LAURINBURG — For the 29th year, the John Blue Cotton Festival will offer a weekend outdoors with a window to the lifestyle of rural 19th-century North Carolina.
“We’re trying to have people appreciate the old things and think about how things have changed, and for the young people to participate in all of it and see it, touch it, and understand it if they can,” said festival board member Rebecca Blue.
The festival is open from 10 a.m. to 5 p.m. on Saturday and Sunday on the grounds of the John Blue House. Tickets are $4 per day for adults and children 6 and older.

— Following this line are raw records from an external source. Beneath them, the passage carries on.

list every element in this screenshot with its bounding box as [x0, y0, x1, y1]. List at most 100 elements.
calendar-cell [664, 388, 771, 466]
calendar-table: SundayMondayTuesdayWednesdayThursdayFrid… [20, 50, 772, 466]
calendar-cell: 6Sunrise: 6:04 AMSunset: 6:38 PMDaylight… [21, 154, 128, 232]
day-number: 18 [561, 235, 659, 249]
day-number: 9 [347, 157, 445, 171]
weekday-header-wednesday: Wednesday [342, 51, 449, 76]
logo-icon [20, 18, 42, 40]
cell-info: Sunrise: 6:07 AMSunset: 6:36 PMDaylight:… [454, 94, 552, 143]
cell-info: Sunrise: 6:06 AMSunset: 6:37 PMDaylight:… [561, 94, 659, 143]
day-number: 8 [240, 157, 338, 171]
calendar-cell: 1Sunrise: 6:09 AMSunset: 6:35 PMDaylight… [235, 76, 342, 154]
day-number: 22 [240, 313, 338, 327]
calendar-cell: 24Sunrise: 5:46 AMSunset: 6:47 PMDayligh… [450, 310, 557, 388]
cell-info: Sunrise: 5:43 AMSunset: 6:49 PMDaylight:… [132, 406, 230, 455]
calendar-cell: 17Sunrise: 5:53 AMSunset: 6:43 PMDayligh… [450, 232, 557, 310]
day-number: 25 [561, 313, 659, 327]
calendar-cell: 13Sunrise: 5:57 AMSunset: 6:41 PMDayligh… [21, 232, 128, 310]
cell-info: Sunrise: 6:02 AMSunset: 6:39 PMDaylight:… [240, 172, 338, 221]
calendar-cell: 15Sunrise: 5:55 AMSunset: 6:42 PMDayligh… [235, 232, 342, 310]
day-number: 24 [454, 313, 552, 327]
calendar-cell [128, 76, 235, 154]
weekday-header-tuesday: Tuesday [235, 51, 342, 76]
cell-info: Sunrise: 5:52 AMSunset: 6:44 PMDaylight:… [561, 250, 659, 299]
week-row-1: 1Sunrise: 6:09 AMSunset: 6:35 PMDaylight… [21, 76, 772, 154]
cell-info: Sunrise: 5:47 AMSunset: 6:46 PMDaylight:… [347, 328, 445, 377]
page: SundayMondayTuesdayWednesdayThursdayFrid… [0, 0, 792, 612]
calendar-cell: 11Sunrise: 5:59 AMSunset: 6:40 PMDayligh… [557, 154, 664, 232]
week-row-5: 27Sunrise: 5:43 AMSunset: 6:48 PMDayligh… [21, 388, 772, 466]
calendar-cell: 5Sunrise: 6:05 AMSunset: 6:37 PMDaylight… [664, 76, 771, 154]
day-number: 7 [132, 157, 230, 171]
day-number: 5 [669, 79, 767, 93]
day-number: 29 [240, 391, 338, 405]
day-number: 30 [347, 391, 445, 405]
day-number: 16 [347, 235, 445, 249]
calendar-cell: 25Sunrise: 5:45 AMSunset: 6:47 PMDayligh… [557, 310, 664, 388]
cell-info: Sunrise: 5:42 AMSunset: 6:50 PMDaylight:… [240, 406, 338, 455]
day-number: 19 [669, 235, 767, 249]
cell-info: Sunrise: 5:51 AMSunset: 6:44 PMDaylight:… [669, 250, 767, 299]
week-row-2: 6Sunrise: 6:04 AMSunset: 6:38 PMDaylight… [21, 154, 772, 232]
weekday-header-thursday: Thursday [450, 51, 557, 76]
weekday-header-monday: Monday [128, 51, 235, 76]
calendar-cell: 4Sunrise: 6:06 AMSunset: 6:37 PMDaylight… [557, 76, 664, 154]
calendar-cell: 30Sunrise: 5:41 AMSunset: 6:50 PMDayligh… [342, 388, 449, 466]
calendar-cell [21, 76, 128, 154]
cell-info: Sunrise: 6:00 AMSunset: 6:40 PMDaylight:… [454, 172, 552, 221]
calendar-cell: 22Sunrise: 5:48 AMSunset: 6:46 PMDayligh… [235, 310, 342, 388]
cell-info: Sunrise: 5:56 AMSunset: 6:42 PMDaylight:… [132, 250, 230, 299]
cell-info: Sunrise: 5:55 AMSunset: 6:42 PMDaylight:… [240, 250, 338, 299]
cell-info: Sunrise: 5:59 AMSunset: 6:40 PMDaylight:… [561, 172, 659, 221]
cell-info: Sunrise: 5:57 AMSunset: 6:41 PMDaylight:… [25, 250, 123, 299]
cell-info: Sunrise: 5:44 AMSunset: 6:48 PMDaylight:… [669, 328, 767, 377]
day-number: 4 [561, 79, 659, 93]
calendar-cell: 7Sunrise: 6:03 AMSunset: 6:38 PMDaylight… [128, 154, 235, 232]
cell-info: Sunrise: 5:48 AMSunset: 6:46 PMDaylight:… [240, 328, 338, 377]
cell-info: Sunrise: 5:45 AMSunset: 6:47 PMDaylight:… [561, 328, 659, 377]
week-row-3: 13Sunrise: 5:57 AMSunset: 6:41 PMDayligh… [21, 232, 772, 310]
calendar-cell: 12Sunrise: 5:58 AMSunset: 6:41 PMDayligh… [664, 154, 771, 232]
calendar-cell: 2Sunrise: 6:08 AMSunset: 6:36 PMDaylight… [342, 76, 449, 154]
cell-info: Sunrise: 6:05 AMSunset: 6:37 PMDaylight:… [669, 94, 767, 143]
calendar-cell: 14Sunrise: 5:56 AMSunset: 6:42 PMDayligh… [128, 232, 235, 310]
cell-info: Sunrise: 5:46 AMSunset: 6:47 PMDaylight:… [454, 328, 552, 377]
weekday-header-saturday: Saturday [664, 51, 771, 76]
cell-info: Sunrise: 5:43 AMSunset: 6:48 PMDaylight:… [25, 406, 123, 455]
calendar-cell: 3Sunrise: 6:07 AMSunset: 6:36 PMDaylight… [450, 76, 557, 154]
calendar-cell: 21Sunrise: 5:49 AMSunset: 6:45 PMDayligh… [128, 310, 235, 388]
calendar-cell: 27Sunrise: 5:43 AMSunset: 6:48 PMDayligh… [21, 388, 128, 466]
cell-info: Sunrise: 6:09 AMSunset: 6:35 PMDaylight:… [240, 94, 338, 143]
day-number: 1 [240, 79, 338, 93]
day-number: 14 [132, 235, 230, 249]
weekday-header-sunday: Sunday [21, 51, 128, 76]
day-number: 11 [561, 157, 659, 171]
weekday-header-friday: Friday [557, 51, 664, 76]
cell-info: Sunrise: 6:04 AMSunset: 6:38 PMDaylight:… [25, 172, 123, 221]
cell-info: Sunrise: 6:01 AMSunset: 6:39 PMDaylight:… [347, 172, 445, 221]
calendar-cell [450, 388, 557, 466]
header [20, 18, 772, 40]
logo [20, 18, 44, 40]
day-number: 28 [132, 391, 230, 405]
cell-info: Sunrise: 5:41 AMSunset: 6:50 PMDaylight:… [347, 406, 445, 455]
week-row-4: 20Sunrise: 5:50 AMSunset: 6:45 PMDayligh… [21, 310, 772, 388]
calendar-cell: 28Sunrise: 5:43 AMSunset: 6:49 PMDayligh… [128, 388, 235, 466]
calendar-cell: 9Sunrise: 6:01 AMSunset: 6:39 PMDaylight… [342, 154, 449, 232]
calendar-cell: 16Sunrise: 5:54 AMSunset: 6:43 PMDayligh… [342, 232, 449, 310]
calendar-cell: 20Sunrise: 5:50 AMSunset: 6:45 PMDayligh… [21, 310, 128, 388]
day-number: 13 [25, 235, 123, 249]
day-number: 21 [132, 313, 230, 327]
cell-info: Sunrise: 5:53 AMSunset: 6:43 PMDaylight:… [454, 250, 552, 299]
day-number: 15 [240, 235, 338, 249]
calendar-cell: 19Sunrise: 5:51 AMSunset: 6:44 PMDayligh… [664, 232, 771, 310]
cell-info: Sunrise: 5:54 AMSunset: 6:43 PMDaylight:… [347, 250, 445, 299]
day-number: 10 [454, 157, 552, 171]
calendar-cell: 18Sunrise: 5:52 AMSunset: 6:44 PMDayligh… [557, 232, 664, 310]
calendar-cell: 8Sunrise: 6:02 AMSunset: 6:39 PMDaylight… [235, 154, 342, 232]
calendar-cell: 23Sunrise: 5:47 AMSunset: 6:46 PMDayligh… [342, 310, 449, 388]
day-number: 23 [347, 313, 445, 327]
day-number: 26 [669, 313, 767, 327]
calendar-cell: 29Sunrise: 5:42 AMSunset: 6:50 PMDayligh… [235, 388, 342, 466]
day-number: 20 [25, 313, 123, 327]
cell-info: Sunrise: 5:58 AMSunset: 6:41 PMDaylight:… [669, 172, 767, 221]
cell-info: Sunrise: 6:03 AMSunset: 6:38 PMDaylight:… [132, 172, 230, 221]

It is free for children 5 and younger.
Chief among the festival’s attractions are the working cotton gin, grist mill, and other antique farming implements on the John Blue grounds, 13040 X-Way Road, Laurinburg.
“What the gin does upstairs is it’s crushing the little seed in the cotton so that it can be combed and get that seed out, and that frees up the cotton to be processed,” Blue said.
The gin will be operated at 30 minute intervals throughout the day by a team of working mules from Sanford.
“The neat thing that people need to understand is that these mules are the engines that make the cotton gin work,” said Blue. “This is the way cotton gins really were; they were run by animals, either oxen or a big heavy mule.”
The John Blue House itself, constructed in 1891 and recently renovated, will be open for tours both days of the festival.
“We have taken out the old carpet that had been in there,” said Blue. “It was not period, so the guys have redone the original floors. It’s heart of pine, and it’s real pretty.”
The house’s kitchen has also been restored to more accurately resemble a working 1890s kitchen. Tours of the home are $2 for those aged 6 and older.
The festival’s admission cost covers a number of free activities for children, including pony rides, a petting zoo, wagon rides, and a kiddie barrel ride. At noon on Sunday, a kid’s haystack diving competition will be held for children aged 3 to 6 and 7 to 12, with the first to find a hidden stash of money the winner in each age group.
Both the Steve Langley Group and Appalachian Blue musical acts will perform around the grounds on both days.
More than 90 vendors will sell their wares at this year’s festival, with food offerings from cupcakes to collard sandwiches and craft booths selling exclusively handmade goods.
A tobacco barn donated earlier this year will be a John Blue Festival first, giving viewers a glimpse of how tobacco was raised and cured during North Carolina’s heyday as a tobacco growing state.
“That was an early crop that Scotland County had, like a lot of counties in the South,” said Blue. “They raised tobacco, they raised cotton, and they raised corn. We want to show them how we worked with the tobacco and then they can go over to where the mules are to see what they do with the cotton that is brought in from the big field.”
On stage, the Scottish Twirlers square dance troupe will perform from 10:30-11 a.m. on Saturday, with beach music performers the Craig Woolard Group taking over from 12-2:30 p.m. Jimmy Blue will perform music from genres from classic rock to country beginning at 2:30 p.m., with Appalachian Blue taking the stage at 3:30 p.m.
Before the gates open on Sunday, an “olde timey” church service will be held for the festival’s volunteers and vendors, officiated by Pastor C.F. McDowell of First Baptist Church and the First Baptist Church choir. Local dance academies will perform on stage from noon to 4 p.m.
For those who wish to absorb even more local history than the festival offers, the Scotland County Museum is located directly across X-Way Road. Museum offerings include old cars, a gallery of local sporting stars, and the second fire truck that Scotland County ever had, the first having been melted down to make military equipment during World War I.